Wheelchair no barrier to water skiing
By Slim Smith, Tribune Columnist
June 1, 2006
Paul Guzman plans to go water skiing Saturday.
Now, if you don’t know about Guzman, this probably doesn’t
strike you as anything out of the ordinary. After all, it’s Arizona.
People by the thousands flock to lakes every weekend to escape the heat.
What makes Guzman’s excursion on the water unique is that he
is a quadriplegic. Guzman, 25, will join a group of roughly 150 people
with debilitating neurological injuries as part of Barrow Neurological
Institute’s “Day on the Lake’’ at Bartlett Lake.
While Barrow has held this event for 10 years now, it will be Guzman’s
first experience as a quadriplegic water skier. Come to think of it,
it will be his first experience as a water skier, period.

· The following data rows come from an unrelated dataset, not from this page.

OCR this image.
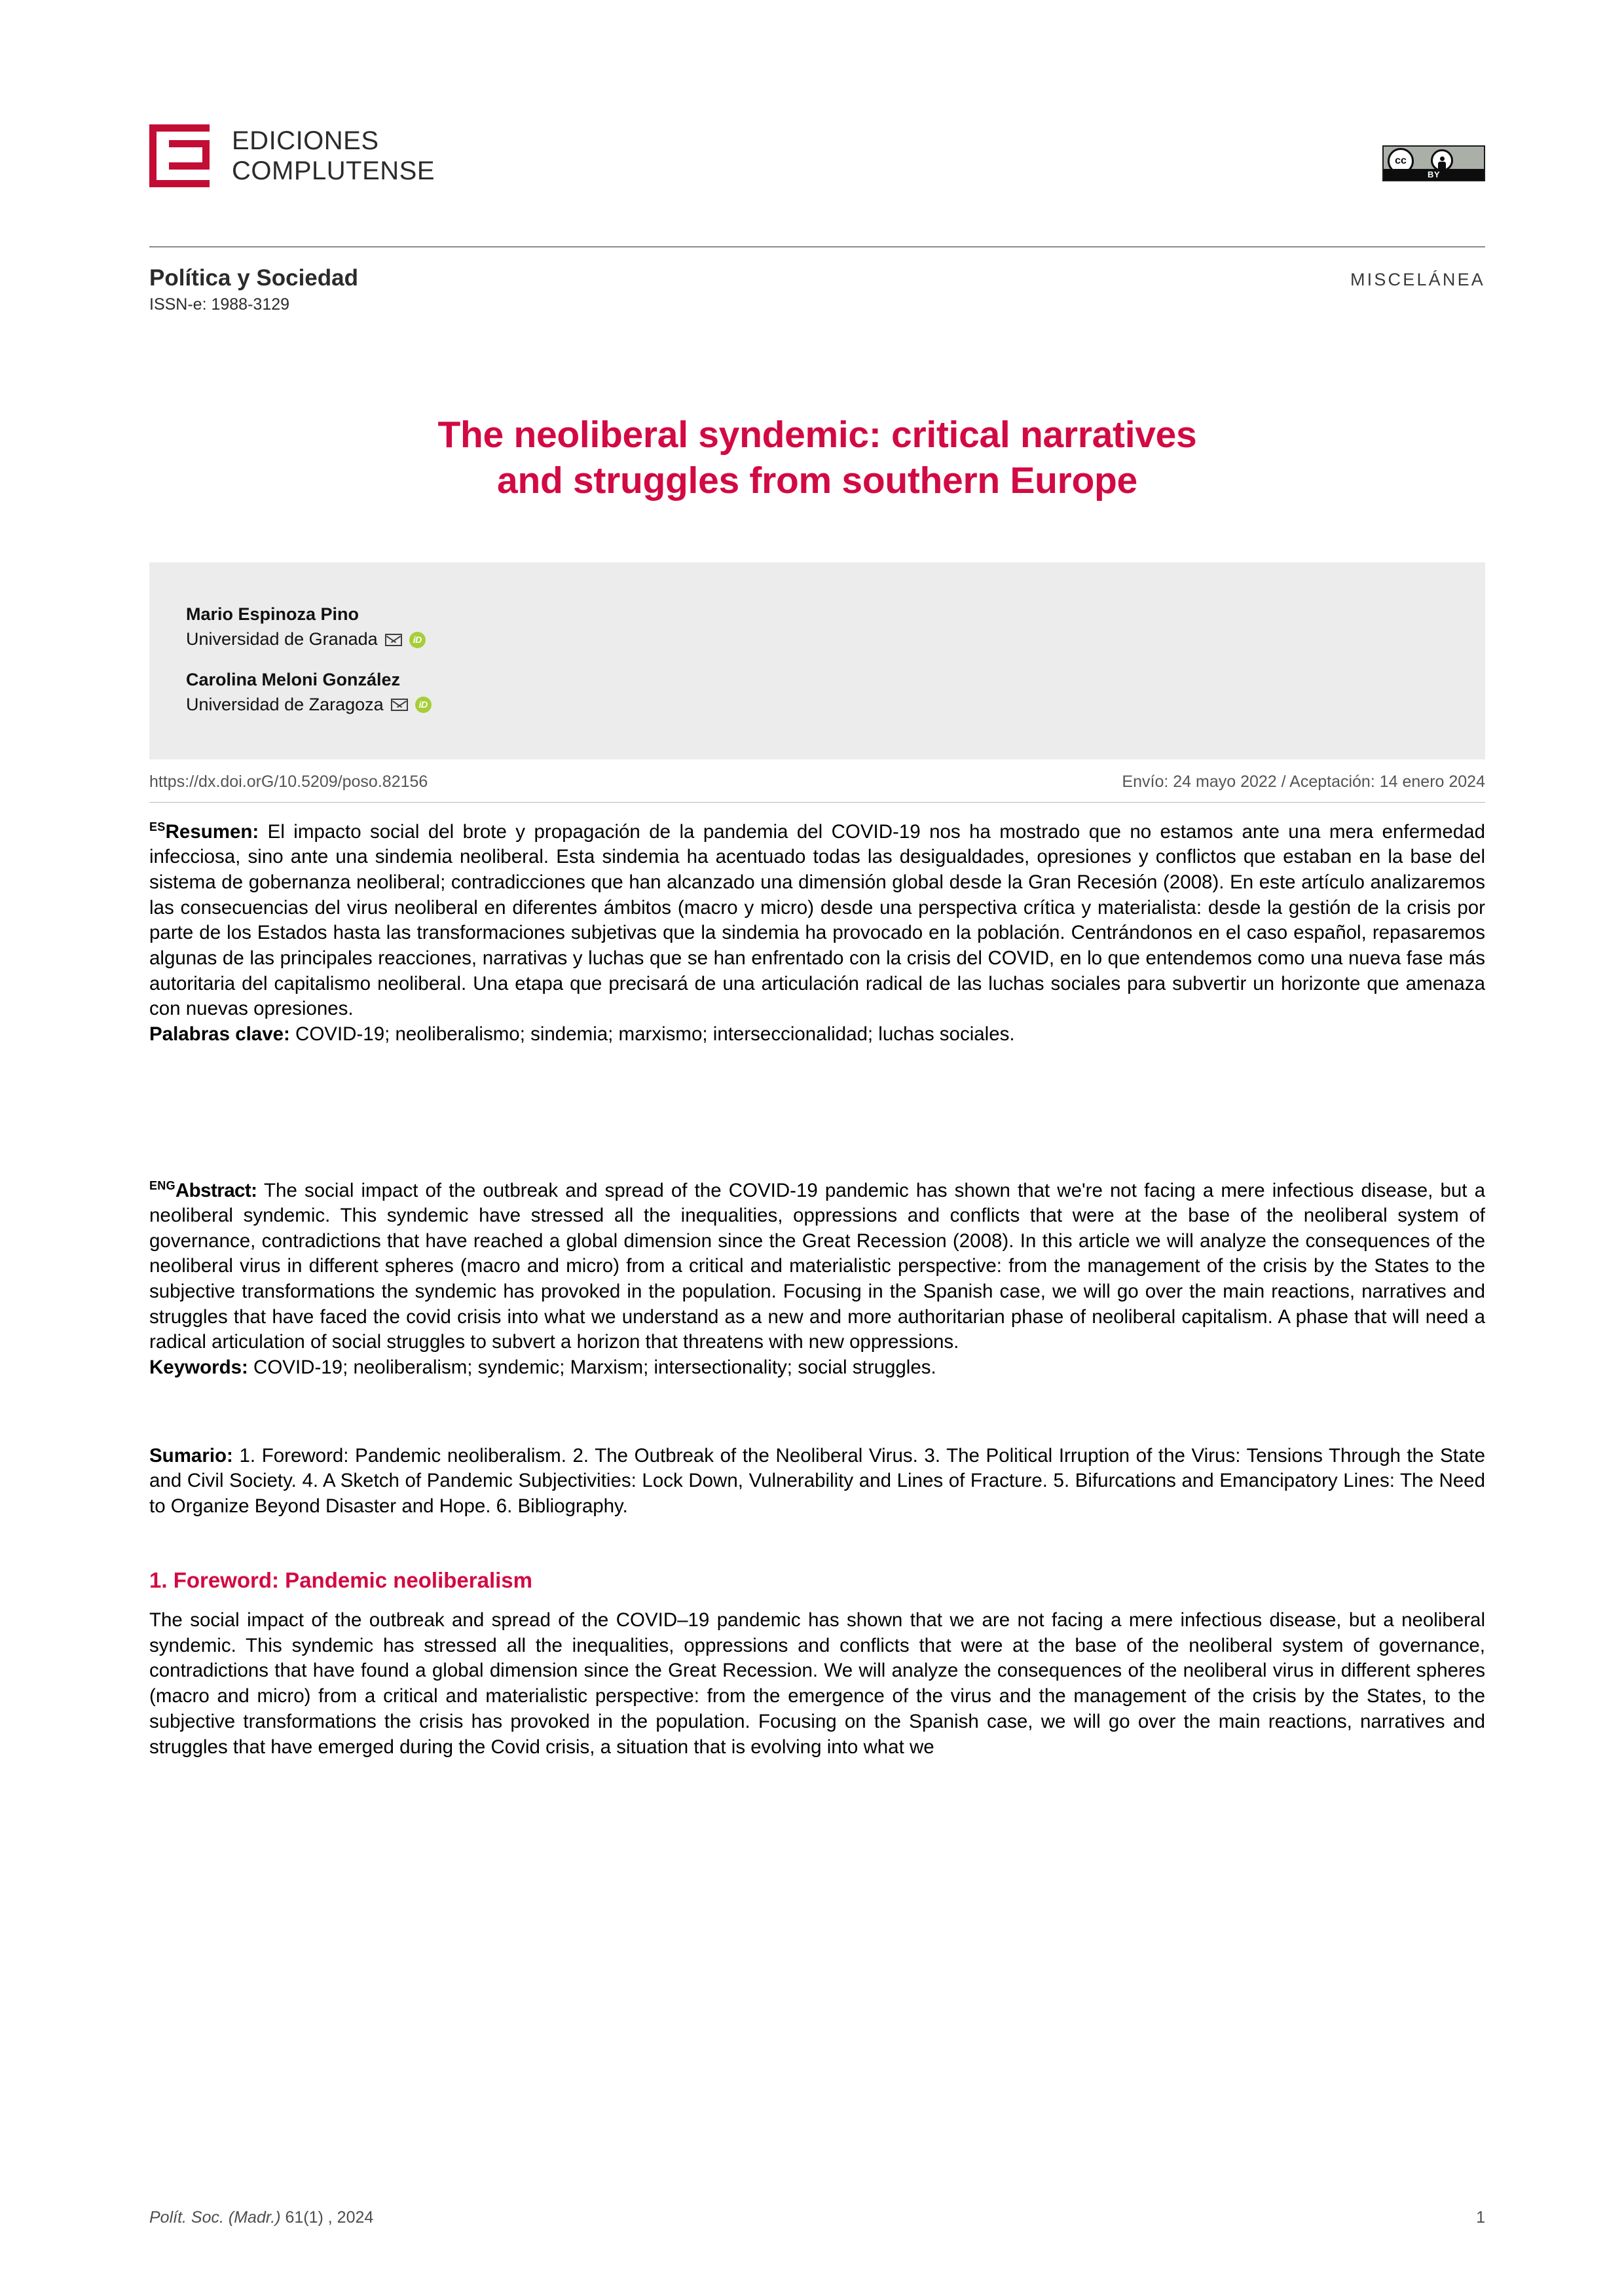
EDICIONES
COMPLUTENSE	cc
BY
Política y Sociedad
ISSN-e: 1988-3129
MISCELÁNEA
The neoliberal syndemic: critical narratives
and struggles from southern Europe
Mario Espinoza Pino
Universidad de Granada	iD
Carolina Meloni González
Universidad de Zaragoza	iD
https://dx.doi.orG/10.5209/poso.82156	Envío: 24 mayo 2022 / Aceptación: 14 enero 2024
$^{ES}$Resumen: El impacto social del brote y propagación de la pandemia del COVID-19 nos ha mostrado que no estamos ante una mera enfermedad infecciosa, sino ante una sindemia neoliberal. Esta sindemia ha acentuado todas las desigualdades, opresiones y conflictos que estaban en la base del sistema de gobernanza neoliberal; contradicciones que han alcanzado una dimensión global desde la Gran Recesión (2008). En este artículo analizaremos las consecuencias del virus neoliberal en diferentes ámbitos (macro y micro) desde una perspectiva crítica y materialista: desde la gestión de la crisis por parte de los Estados hasta las transformaciones subjetivas que la sindemia ha provocado en la población. Centrándonos en el caso español, repasaremos algunas de las principales reacciones, narrativas y luchas que se han enfrentado con la crisis del COVID, en lo que entendemos como una nueva fase más autoritaria del capitalismo neoliberal. Una etapa que precisará de una articulación radical de las luchas sociales para subvertir un horizonte que amenaza con nuevas opresiones.
Palabras clave: COVID-19; neoliberalismo; sindemia; marxismo; interseccionalidad; luchas sociales.
$^{ENG}$Abstract: The social impact of the outbreak and spread of the COVID-19 pandemic has shown that we're not facing a mere infectious disease, but a neoliberal syndemic. This syndemic have stressed all the inequalities, oppressions and conflicts that were at the base of the neoliberal system of governance, contradictions that have reached a global dimension since the Great Recession (2008). In this article we will analyze the consequences of the neoliberal virus in different spheres (macro and micro) from a critical and materialistic perspective: from the management of the crisis by the States to the subjective transformations the syndemic has provoked in the population. Focusing in the Spanish case, we will go over the main reactions, narratives and struggles that have faced the covid crisis into what we understand as a new and more authoritarian phase of neoliberal capitalism. A phase that will need a radical articulation of social struggles to subvert a horizon that threatens with new oppressions.
Keywords: COVID-19; neoliberalism; syndemic; Marxism; intersectionality; social struggles.
Sumario: 1. Foreword: Pandemic neoliberalism. 2. The Outbreak of the Neoliberal Virus. 3. The Political Irruption of the Virus: Tensions Through the State and Civil Society. 4. A Sketch of Pandemic Subjectivities: Lock Down, Vulnerability and Lines of Fracture. 5. Bifurcations and Emancipatory Lines: The Need to Organize Beyond Disaster and Hope. 6. Bibliography.
1. Foreword: Pandemic neoliberalism

The social impact of the outbreak and spread of the COVID–19 pandemic has shown that we are not facing a mere infectious disease, but a neoliberal syndemic. This syndemic has stressed all the inequalities, oppressions and conflicts that were at the base of the neoliberal system of governance, contradictions that have found a global dimension since the Great Recession. We will analyze the consequences of the neoliberal virus in different spheres (macro and micro) from a critical and materialistic perspective: from the emergence of the virus and the management of the crisis by the States, to the subjective transformations the crisis has provoked in the population. Focusing on the Spanish case, we will go over the main reactions, narratives and struggles that have emerged during the Covid crisis, a situation that is evolving into what we

Polít. Soc. (Madr.) 61(1) , 2024	1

“I’ve never done it,’’ said Guzman, whose life
and spinal cord were shattered on May 27, 2005, when he was shot in
the neck in a random act of violence. “I got into a pool at my
uncle’s house last weekend, though. That was pretty cool, so I’m
looking forward to Saturday.’’
Truth is, Guzman is looking forward to a lot of things a year after
the senseless act that has tested the Mesa native in every imaginable
way.
“I have my ups and downs,’’ Guzman said. “But
I’m pretty focused on getting stronger. For me, it’s really
all about plain old independence.’’
Although Guzman is destined to remain wheelchairbound, he now sees
possibilities emerging from the cloud of confusion and anger that descended
on him that awful night when a gang member approached Guzman’s
car and shot him once in the neck as he was driving down Southern Avenue
near Extension Road in Mesa.
There are still times when Guzman reflects on that night, what was
lost forever or altered beyond imagination. But he has not surrendered
to that despair. And in the last year, he has learned to do many of
life’s simple tasks that, for a quadriplegic, require hours of
therapy and infinite patience.
“A year ago, I could barely move,’’ he said. “Everything
is coming out great. I’m able to go to the restroom by myself,
which was a big accomplishment. I’ve started drawing and I’ve
done some pretty good pictures.
“But everything really is a workout for me, eating or getting
something out of a drawer or picking something up off the floor. But
I’m getting better, stronger. My goal now is to get into a manual
wheelchair. That’s my next big goal.’’
There are more struggles ahead, and some disappointments, too, I suspect.
But Guzman is going to be all right, mainly because he has discovered
that sometimes life is more about getting on than getting over.
And Guzman is getting on.
Saturday at Bartlett Lake is just another example.